The two companies supporting the Blu-ray Disc optical disc format unveiled prototype players at the Ceatec 2004 exhibition, taking place this week at Makuhari Messe in Chiba, Japan. Among the prototypes was the first Blu-ray Disc drive intended for personal computer use.
The drive is from Pioneer Corp. and uses a recently developed system that combines a signal processor and control circuity for a blue laser and red laser in a single chip. The blue laser is used for Blu-ray Disc and the red laser is used in DVDs, meaning the new drive supports both disc formats. Until now most prototypes made use of multiple chips to accomplish the same task.

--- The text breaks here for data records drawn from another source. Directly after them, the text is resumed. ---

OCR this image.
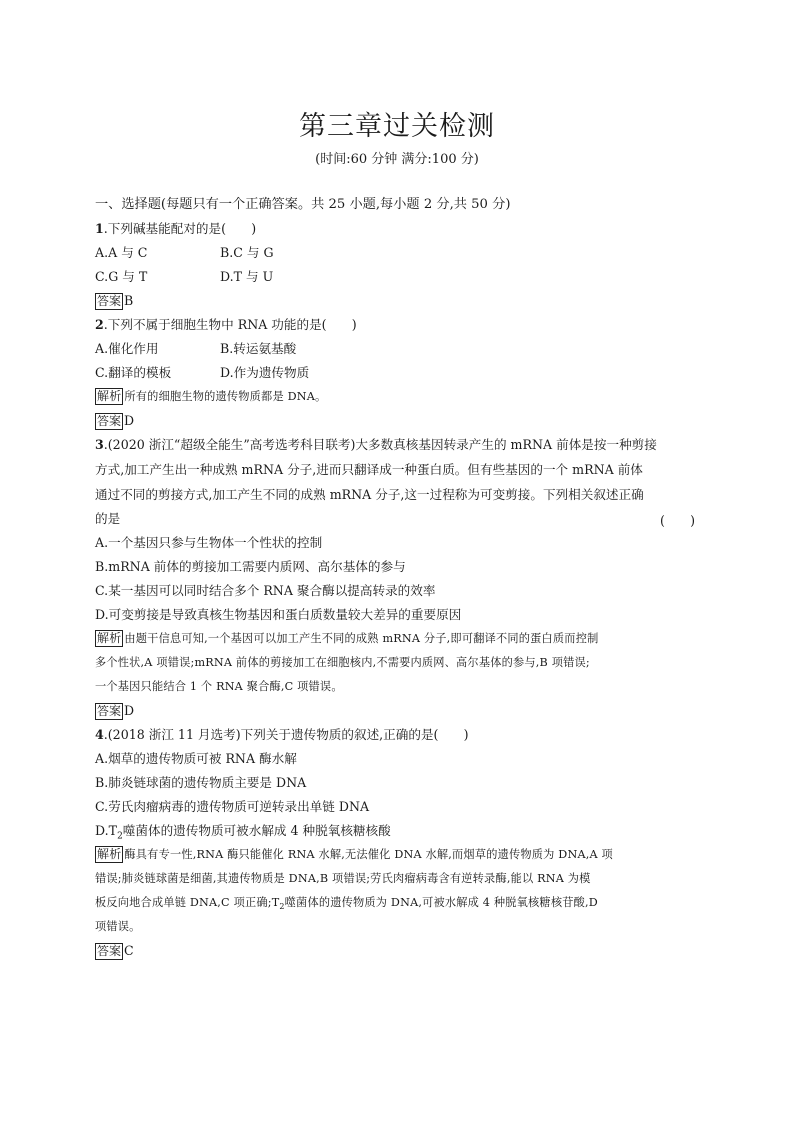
第三章过关检测
(时间:60 分钟 满分:100 分)
一、选择题(每题只有一个正确答案。共 25 小题,每小题 2 分,共 50 分)
1.下列碱基能配对的是(　　)
A.A 与 C	B.C 与 G
C.G 与 T	D.T 与 U
答案 B
2.下列不属于细胞生物中 RNA 功能的是(　　)
A.催化作用	B.转运氨基酸
C.翻译的模板	D.作为遗传物质
解析 所有的细胞生物的遗传物质都是 DNA。
答案 D
3.(2020 浙江“超级全能生”高考选考科目联考)大多数真核基因转录产生的 mRNA 前体是按一种剪接
方式,加工产生出一种成熟 mRNA 分子,进而只翻译成一种蛋白质。但有些基因的一个 mRNA 前体
通过不同的剪接方式,加工产生不同的成熟 mRNA 分子,这一过程称为可变剪接。下列相关叙述正确
的是	(　　)
A.一个基因只参与生物体一个性状的控制
B.mRNA 前体的剪接加工需要内质网、高尔基体的参与
C.某一基因可以同时结合多个 RNA 聚合酶以提高转录的效率
D.可变剪接是导致真核生物基因和蛋白质数量较大差异的重要原因
解析 由题干信息可知,一个基因可以加工产生不同的成熟 mRNA 分子,即可翻译不同的蛋白质而控制
多个性状,A 项错误;mRNA 前体的剪接加工在细胞核内,不需要内质网、高尔基体的参与,B 项错误;
一个基因只能结合 1 个 RNA 聚合酶,C 项错误。
答案 D
4.(2018 浙江 11 月选考)下列关于遗传物质的叙述,正确的是(　　)
A.烟草的遗传物质可被 RNA 酶水解
B.肺炎链球菌的遗传物质主要是 DNA
C.劳氏肉瘤病毒的遗传物质可逆转录出单链 DNA
$D.T_2$噬菌体的遗传物质可被水解成 4 种脱氧核糖核酸
解析 酶具有专一性,RNA 酶只能催化 RNA 水解,无法催化 DNA 水解,而烟草的遗传物质为 DNA,A 项
错误;肺炎链球菌是细菌,其遗传物质是 DNA,B 项错误;劳氏肉瘤病毒含有逆转录酶,能以 RNA 为模
板反向地合成单链 DNA,C 项正确$;T_2$噬菌体的遗传物质为 DNA,可被水解成 4 种脱氧核糖核苷酸,D
项错误。
答案 C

Formats supported by the drive include read-only BD-ROM discs, write-once BD-R discs and dual-layer rewritable BD-RW discs, all at 2x speed, and a host of DVD formats. These include DVD-ROM at 12x, read-only support for DVD-RAM at 2x, DVD+/-R at 8x, DVD+/-RW at 4x, DVD-R dual layer at 2x and DVD+R dual layer at 2.4x.
Pioneer also showed a larger prototype Blu-ray Disc player intended to be used with a television.

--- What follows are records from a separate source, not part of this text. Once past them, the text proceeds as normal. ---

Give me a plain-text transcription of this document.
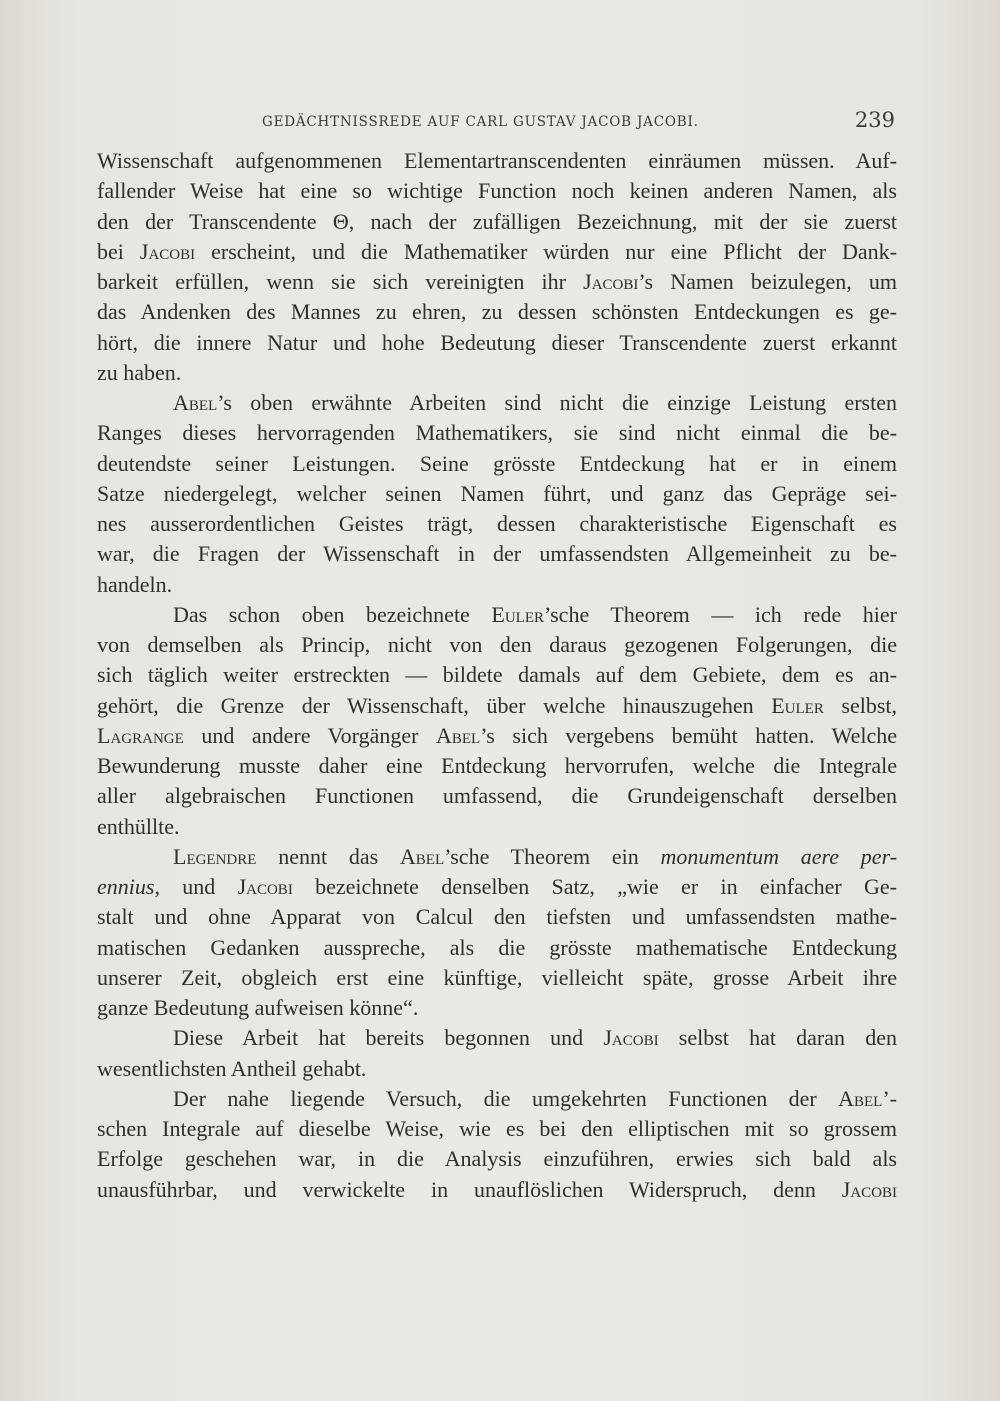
GEDÄCHTNISSREDE AUF CARL GUSTAV JACOB JACOBI.	239
Wissenschaft aufgenommenen Elementartranscendenten einräumen müssen. Auf-
fallender Weise hat eine so wichtige Function noch keinen anderen Namen, als
den der Transcendente Θ, nach der zufälligen Bezeichnung, mit der sie zuerst
bei Jacobi erscheint, und die Mathematiker würden nur eine Pflicht der Dank-
barkeit erfüllen, wenn sie sich vereinigten ihr Jacobi’s Namen beizulegen, um
das Andenken des Mannes zu ehren, zu dessen schönsten Entdeckungen es ge-
hört, die innere Natur und hohe Bedeutung dieser Transcendente zuerst erkannt
zu haben.
Abel’s oben erwähnte Arbeiten sind nicht die einzige Leistung ersten
Ranges dieses hervorragenden Mathematikers, sie sind nicht einmal die be-
deutendste seiner Leistungen. Seine grösste Entdeckung hat er in einem
Satze niedergelegt, welcher seinen Namen führt, und ganz das Gepräge sei-
nes ausserordentlichen Geistes trägt, dessen charakteristische Eigenschaft es
war, die Fragen der Wissenschaft in der umfassendsten Allgemeinheit zu be-
handeln.
Das schon oben bezeichnete Euler’sche Theorem — ich rede hier
von demselben als Princip, nicht von den daraus gezogenen Folgerungen, die
sich täglich weiter erstreckten — bildete damals auf dem Gebiete, dem es an-
gehört, die Grenze der Wissenschaft, über welche hinauszugehen Euler selbst,
Lagrange und andere Vorgänger Abel’s sich vergebens bemüht hatten. Welche
Bewunderung musste daher eine Entdeckung hervorrufen, welche die Integrale
aller algebraischen Functionen umfassend, die Grundeigenschaft derselben
enthüllte.
Legendre nennt das Abel’sche Theorem ein monumentum aere per-
ennius, und Jacobi bezeichnete denselben Satz, „wie er in einfacher Ge-
stalt und ohne Apparat von Calcul den tiefsten und umfassendsten mathe-
matischen Gedanken ausspreche, als die grösste mathematische Entdeckung
unserer Zeit, obgleich erst eine künftige, vielleicht späte, grosse Arbeit ihre
ganze Bedeutung aufweisen könne“.
Diese Arbeit hat bereits begonnen und Jacobi selbst hat daran den
wesentlichsten Antheil gehabt.
Der nahe liegende Versuch, die umgekehrten Functionen der Abel’-
schen Integrale auf dieselbe Weise, wie es bei den elliptischen mit so grossem
Erfolge geschehen war, in die Analysis einzuführen, erwies sich bald als
unausführbar, und verwickelte in unauflöslichen Widerspruch, denn Jacobi
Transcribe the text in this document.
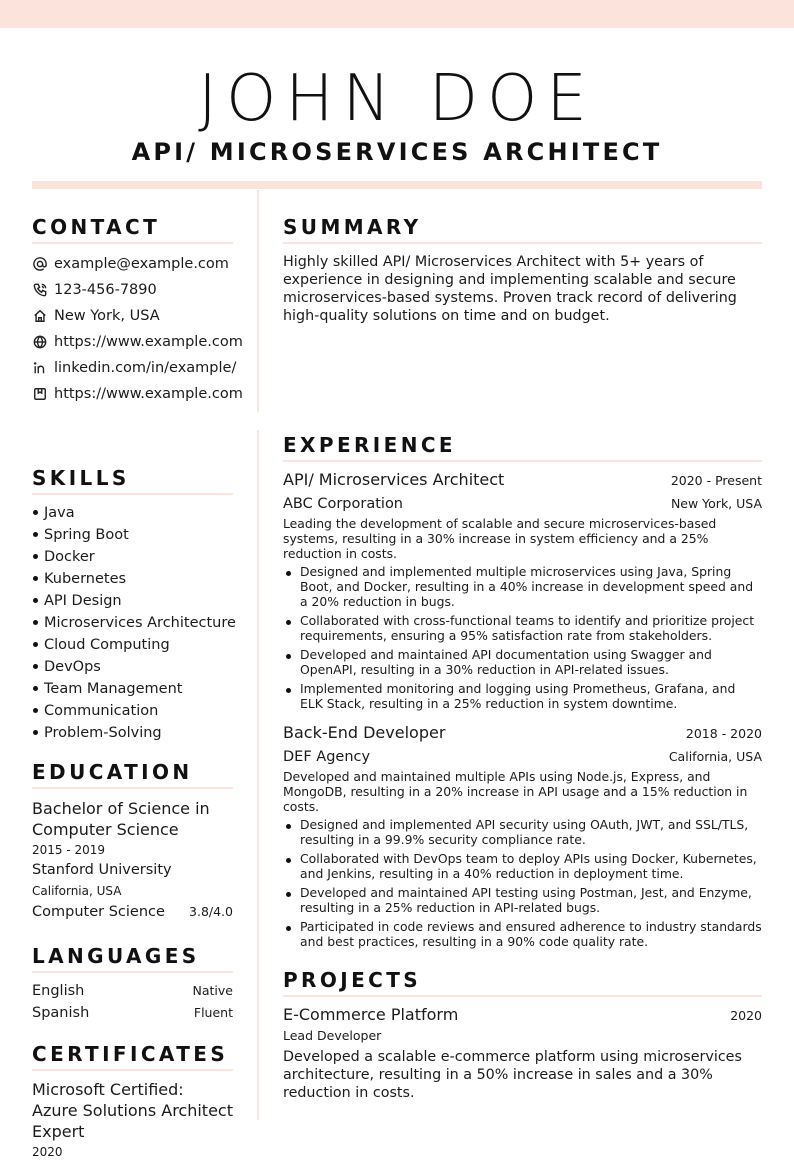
JOHN DOE
API/ MICROSERVICES ARCHITECT
CONTACT
example@example.com
123-456-7890
New York, USA
https://www.example.com
linkedin.com/in/example/
https://www.example.com
SKILLS
Java
Spring Boot
Docker
Kubernetes
API Design
Microservices Architecture
Cloud Computing
DevOps
Team Management
Communication
Problem-Solving
EDUCATION
Bachelor of Science in Computer Science
2015 - 2019
Stanford University
California, USA
Computer Science 3.8/4.0
LANGUAGES
English	Native
Spanish	Fluent
CERTIFICATES
Microsoft Certified: Azure Solutions Architect Expert
2020
SUMMARY

Highly skilled API/ Microservices Architect with 5+ years of experience in designing and implementing scalable and secure microservices-based systems. Proven track record of delivering high-quality solutions on time and on budget.

EXPERIENCE
API/ Microservices Architect	2020 - Present
ABC Corporation	New York, USA

Leading the development of scalable and secure microservices-based systems, resulting in a 30% increase in system efficiency and a 25% reduction in costs.

Designed and implemented multiple microservices using Java, Spring Boot, and Docker, resulting in a 40% increase in development speed and a 20% reduction in bugs.
Collaborated with cross-functional teams to identify and prioritize project requirements, ensuring a 95% satisfaction rate from stakeholders.
Developed and maintained API documentation using Swagger and OpenAPI, resulting in a 30% reduction in API-related issues.
Implemented monitoring and logging using Prometheus, Grafana, and ELK Stack, resulting in a 25% reduction in system downtime.
Back-End Developer	2018 - 2020
DEF Agency	California, USA

Developed and maintained multiple APIs using Node.js, Express, and MongoDB, resulting in a 20% increase in API usage and a 15% reduction in costs.

Designed and implemented API security using OAuth, JWT, and SSL/TLS, resulting in a 99.9% security compliance rate.
Collaborated with DevOps team to deploy APIs using Docker, Kubernetes, and Jenkins, resulting in a 40% reduction in deployment time.
Developed and maintained API testing using Postman, Jest, and Enzyme, resulting in a 25% reduction in API-related bugs.
Participated in code reviews and ensured adherence to industry standards and best practices, resulting in a 90% code quality rate.
PROJECTS
E-Commerce Platform	2020
Lead Developer

Developed a scalable e-commerce platform using microservices architecture, resulting in a 50% increase in sales and a 30% reduction in costs.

Release dates and target prices for the prototypes were not available.
At the Sharp Corp. booth, the company displayed a similar prototype under its Aquos line of LCD (liquid crystal display) television sets. The player sported logos on the front panel indicating support for DVD-Video, DVD-RW and DVD-R in addition to Blu-ray Disc. Sharp would not comment on a release date or price.
Sony Corp. and Matsushita Electrical Industrial Co. Ltd. (Panasonic) have already commercialized the technology and sell Blu-ray Disc recorders in Japan. However, the machines offer limited Blu-ray Disc format support and won't play prerecorded discs, which are expected to be introduced in the next few years.
The format is competing with a system under development by the DVD Forum and a team led by NEC Corp. and Toshiba Corp. called HD-DVD. While HD-DVD has yet to be commercialized, its main backers say they plan to launch products supporting the format in 2005. Toshiba's HD-DVD player will be for living-room use while NEC expects to launch a personal computer drive.
Toshiba is displaying its latest HD-DVD player prototype at Ceatec and the show has also seen the first public unveiling of a prototype player by Sanyo Electric Co. Ltd.